NZIER Shadow Board: hold in May — but three members say hike now

Independent economists are split on timing, but unanimous that the OCR must rise

NZIER Shadow Board: hold in May — but three members say hike now

A majority of economists on the NZIER Monetary Policy Shadow Board have recommended the Reserve Bank keep the OCR at 2.25% at Wednesday's Monetary Policy Statement — but the split within the group signals just how close the debate has become, and how quickly the rate environment could shift for New Zealand mortgage holders.

The Shadow Board, which publishes independent views ahead of each RBNZ decision, saw the majority of its eight members back a hold in May. They cited subdued GDP growth, slack in the broader economy, and ongoing uncertainty from the US-Israel war with Iran as reasons to wait for clearer data before tightening. But three members argued the case for hiking now, pointing to the prolonged period of near-zero real interest rates and the continued lift in inflation and inflation expectations.
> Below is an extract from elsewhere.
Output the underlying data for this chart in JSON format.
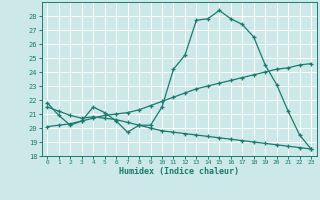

The divide between the two camps is sharp. Victoria University professor Arthur Grimes argued a gradual start to tightening was already overdue:

"The real OCR has been zero or negative for a prolonged period, contributing to inflationary pressures. It needs to rise over the next 12 months. While the current situation is highly uncertain, a (gradual) start to the tightening cycle should begin at this announcement," Grimes said.

University of Otago associate professor Dennis Wesselbaum was equally pointed, describing the Middle East situation as characterised more by ambiguity than genuine uncertainty, and warning that this was likely the last meeting at which holding could be justified:

"With the effects of previous rate cuts still working through the economy, this is likely the last meeting at which holding the OCR unchanged can be justified," Wesselbaum said.

The case for patience — and its limits

Not all Shadow Board members read the situation the same way.

BusinessNZ economist John Pask noted that while inflation and expectations have moved up in light of the Iran conflict, both business and consumer confidence have taken a sharp fall — and the economy still has spare capacity that argues against premature tightening.

Sharesies CEO Brooke Roberts made a similar point, observing that current inflation pressure is coming from volatile oil and electricity prices rather than domestic demand, with unemployment rising toward 5.6% in the months ahead and GDP growth at just 0.2% last quarter.

Kiwibank chief economist Jarrod Kerr, also on the Shadow Board, went further. In Kiwibank's weekly note, he argued that hiking into a supply-shock-driven inflation environment risks compounding the damage rather than containing it:

"Hiking early will only kick the economy while it's down. The fear that this will be another COVID situation is unwarranted," Kerr said, adding that Kiwibank sees no need for rate hikes this year on current data.

Where rates are heading 

Whatever their view on May, all Shadow Board members agree that the OCR needs to be higher in 12 months' time. The majority placed their preferred OCR in a range of 2.75% to 3.75% by May 2027 — a wide band that captures the depth of uncertainty about how quickly inflation will prove persistent versus transitory.

The major banks broadly align with the upper end of that range, though they differ on timing and pace.

ASB and ANZ both favour a July start — ANZ's Sharon Zollner expects three consecutive 25bp hikes in July, September, and October taking the OCR to 3%, while ASB forecasts the OCR reaching 3.25% by December. BNZ's Stephen Toplis, who also sits on the Shadow Board, argues the RBNZ should be moving to neutral as soon as possible and expects hikes to begin in September, with the OCR peaking around 3.25% in early 2027. Westpac's Kelly Eckhold, also on the Shadow Board, went further personally, arguing in his participant comments that an increase at this meeting would be a down payment on returning the OCR to more neutral levels in the 3–3.5% range.